Siyasetçinin iktidar süresi kısıtlıdır. O nedenle siyasetçi uzun vadeli bakış açısına sahip değildir. Siyasetçiyi ilgilendiren asıl mesele ekonominin kısa vadede iyi görünmesidir. O nedenle siyasetçiler, çoğunlukla, işleri kısa vadede toparlayacak çözümler beklerler.

İktisatçıların bir bölümü, siyasetçilerin bu beklentisine yanıt verebilmek için kısa vadeli çözümler üretirler. Bu çözümlerin uzun vadede zarar verebileceğini görmezden gelirler.

Kısa vadeler üst üste eklenince uzun vade olur
Kısa vade – uzun vade ayrımı doğrudur. Çözümleri de bu ayrım üzerine yapmak gerekir.
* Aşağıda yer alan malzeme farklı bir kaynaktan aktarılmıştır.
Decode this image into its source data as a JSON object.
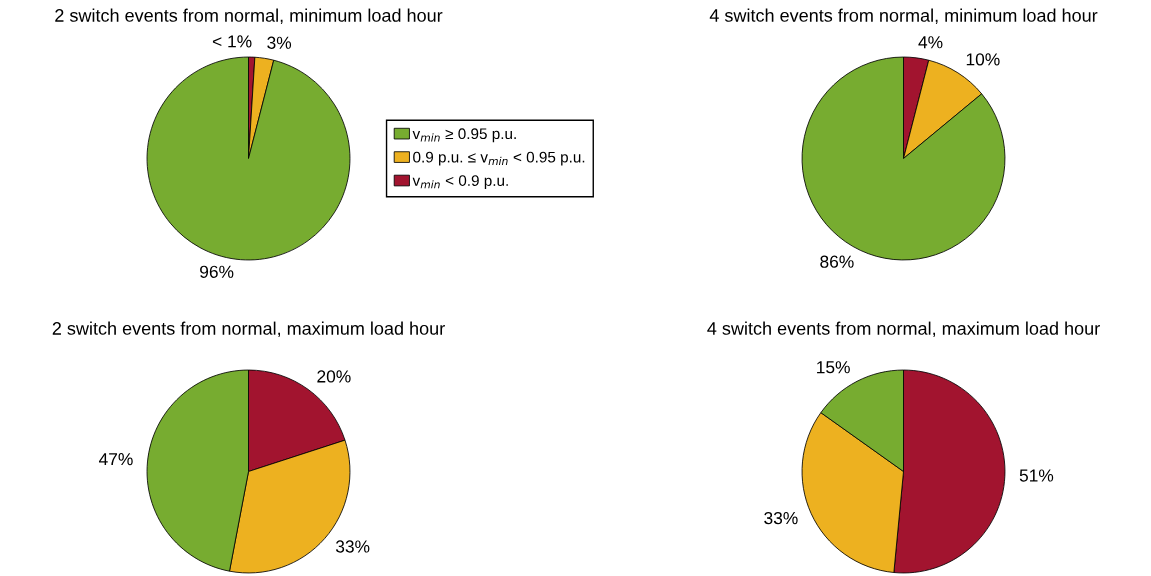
{
  "chart_data": [
    {
      "type": "pie",
      "title": "2 switch events from normal, minimum load hour",
      "categories": [
        "v$_{min}$ < 0.9 p.u.",
        "0.9 p.u. ≤ v$_{min}$ < 0.95 p.u.",
        "v$_{min}$ ≥ 0.95 p.u."
      ],
      "values": [
        1,
        3,
        96
      ],
      "value_labels": [
        "< 1%",
        "3%",
        "96%"
      ],
      "colors": [
        "#a2142f",
        "#edb120",
        "#77ac30"
      ],
      "legend": "right"
    },
    {
      "type": "pie",
      "title": "4 switch events from normal, minimum load hour",
      "categories": [
        null,
        null,
        null
      ],
      "values": [
        4,
        10,
        86
      ],
      "value_labels": [
        "4%",
        "10%",
        "86%"
      ],
      "colors": [
        "#a2142f",
        "#edb120",
        "#77ac30"
      ]
    },
    {
      "type": "pie",
      "title": "2 switch events from normal, maximum load hour",
      "categories": [
        null,
        null,
        null
      ],
      "values": [
        20,
        33,
        47
      ],
      "value_labels": [
        "20%",
        "33%",
        "47%"
      ],
      "colors": [
        "#a2142f",
        "#edb120",
        "#77ac30"
      ]
    },
    {
      "type": "pie",
      "title": "4 switch events from normal, maximum load hour",
      "categories": [
        null,
        null,
        null
      ],
      "values": [
        51,
        33,
        15
      ],
      "value_labels": [
        "51%",
        "33%",
        "15%"
      ],
      "colors": [
        "#a2142f",
        "#edb120",
        "#77ac30"
      ]
    }
  ]
}
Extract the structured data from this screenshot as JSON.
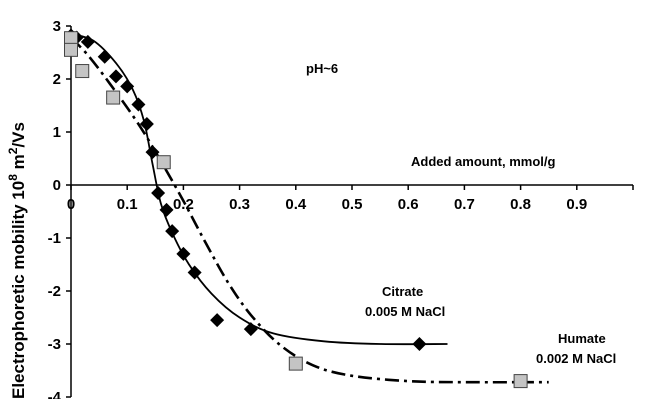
{
  "chart_data": {
    "type": "scatter",
    "ylabel_main": "Electrophoretic mobility 10",
    "ylabel_exp": "8",
    "ylabel_unit": " m",
    "ylabel_unit_exp": "2",
    "ylabel_tail": "/Vs",
    "xlabel": "Added amount, mmol/g",
    "xlim": [
      0,
      1.0
    ],
    "ylim": [
      -4,
      3
    ],
    "x_ticks": [
      0,
      0.1,
      0.2,
      0.3,
      0.4,
      0.5,
      0.6,
      0.7,
      0.8,
      0.9
    ],
    "x_tick_labels": [
      "0",
      "0.1",
      "0.2",
      "0.3",
      "0.4",
      "0.5",
      "0.6",
      "0.7",
      "0.8",
      "0.9"
    ],
    "y_ticks": [
      3,
      2,
      1,
      0,
      -1,
      -2,
      -3,
      -4
    ],
    "y_tick_labels": [
      "3",
      "2",
      "1",
      "0",
      "-1",
      "-2",
      "-3",
      "-4"
    ],
    "annotations": {
      "ph": "pH~6",
      "citrate_name": "Citrate",
      "citrate_salt": "0.005 M NaCl",
      "humate_name": "Humate",
      "humate_salt": "0.002 M NaCl"
    },
    "series": [
      {
        "marker": "diamond",
        "color": "#000000",
        "points": [
          {
            "x": 0.0,
            "y": 2.82
          },
          {
            "x": 0.01,
            "y": 2.78
          },
          {
            "x": 0.03,
            "y": 2.7
          },
          {
            "x": 0.06,
            "y": 2.42
          },
          {
            "x": 0.08,
            "y": 2.05
          },
          {
            "x": 0.1,
            "y": 1.86
          },
          {
            "x": 0.12,
            "y": 1.52
          },
          {
            "x": 0.135,
            "y": 1.15
          },
          {
            "x": 0.145,
            "y": 0.62
          },
          {
            "x": 0.155,
            "y": -0.15
          },
          {
            "x": 0.17,
            "y": -0.47
          },
          {
            "x": 0.18,
            "y": -0.87
          },
          {
            "x": 0.2,
            "y": -1.3
          },
          {
            "x": 0.22,
            "y": -1.65
          },
          {
            "x": 0.26,
            "y": -2.55
          },
          {
            "x": 0.32,
            "y": -2.72
          },
          {
            "x": 0.62,
            "y": -3.0
          }
        ],
        "fit_style": "solid",
        "fit": [
          {
            "x": 0.0,
            "y": 2.85
          },
          {
            "x": 0.04,
            "y": 2.72
          },
          {
            "x": 0.08,
            "y": 2.3
          },
          {
            "x": 0.11,
            "y": 1.8
          },
          {
            "x": 0.13,
            "y": 1.2
          },
          {
            "x": 0.145,
            "y": 0.4
          },
          {
            "x": 0.16,
            "y": -0.35
          },
          {
            "x": 0.18,
            "y": -0.9
          },
          {
            "x": 0.21,
            "y": -1.5
          },
          {
            "x": 0.25,
            "y": -2.05
          },
          {
            "x": 0.3,
            "y": -2.5
          },
          {
            "x": 0.36,
            "y": -2.8
          },
          {
            "x": 0.45,
            "y": -2.95
          },
          {
            "x": 0.55,
            "y": -3.0
          },
          {
            "x": 0.67,
            "y": -3.0
          }
        ]
      },
      {
        "marker": "square",
        "color": "#c4c4c4",
        "points": [
          {
            "x": 0.0,
            "y": 2.77
          },
          {
            "x": 0.0,
            "y": 2.55
          },
          {
            "x": 0.02,
            "y": 2.15
          },
          {
            "x": 0.075,
            "y": 1.65
          },
          {
            "x": 0.165,
            "y": 0.43
          },
          {
            "x": 0.4,
            "y": -3.37
          },
          {
            "x": 0.8,
            "y": -3.7
          }
        ],
        "fit_style": "dash-dot",
        "fit": [
          {
            "x": 0.0,
            "y": 2.78
          },
          {
            "x": 0.03,
            "y": 2.45
          },
          {
            "x": 0.07,
            "y": 1.9
          },
          {
            "x": 0.12,
            "y": 1.15
          },
          {
            "x": 0.16,
            "y": 0.45
          },
          {
            "x": 0.2,
            "y": -0.3
          },
          {
            "x": 0.24,
            "y": -1.1
          },
          {
            "x": 0.28,
            "y": -1.85
          },
          {
            "x": 0.32,
            "y": -2.45
          },
          {
            "x": 0.37,
            "y": -3.0
          },
          {
            "x": 0.43,
            "y": -3.4
          },
          {
            "x": 0.5,
            "y": -3.6
          },
          {
            "x": 0.6,
            "y": -3.7
          },
          {
            "x": 0.7,
            "y": -3.72
          },
          {
            "x": 0.85,
            "y": -3.72
          }
        ]
      }
    ]
  }
}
Buna karşılık ekonomide çoğu kez kısa vade sorunu gibi görünen sorunlar, uzun vade sorunlarının o döneme isabet eden kısmını yansıtır. O nedenle kısa vadeli sorunların çözümünü düşünürken uzun vadeli etkilere bakmak gerekir.

Çoğu kez siyasetçilerin talebi kısa vadede işlerin nasıl düzelebileceğinin formülüdür. İşte o aşamada sabırla kısa vadelerin birbirine eklenerek uzun vade olacağını ve kısa vadeli çözüm adımları atılırken bunların uzun vadeli etkilerinin de düşünülmesi gerektiğini ve o nedenle uzun vadeli planlar yapılması gerektiğini, ancak bu tür uzun vadeli programlar yapılıp açıklandığında olumsuz beklentilerin olumluya dönüşebileceğini anlatmak gerekir.

Doğru, gerçekçi ve kısa vadeli çözümlerle tutarlı yapılmış uzun vadeli planlar, plan vadesi sonundaki hedeflere neler yapılacağının ayrıntılı olarak gösterilmesi kaydıyla, uzun vadede ekonomiyi iyiye götüreceği gibi kısa vadeli sorunların çıkmasını da önler.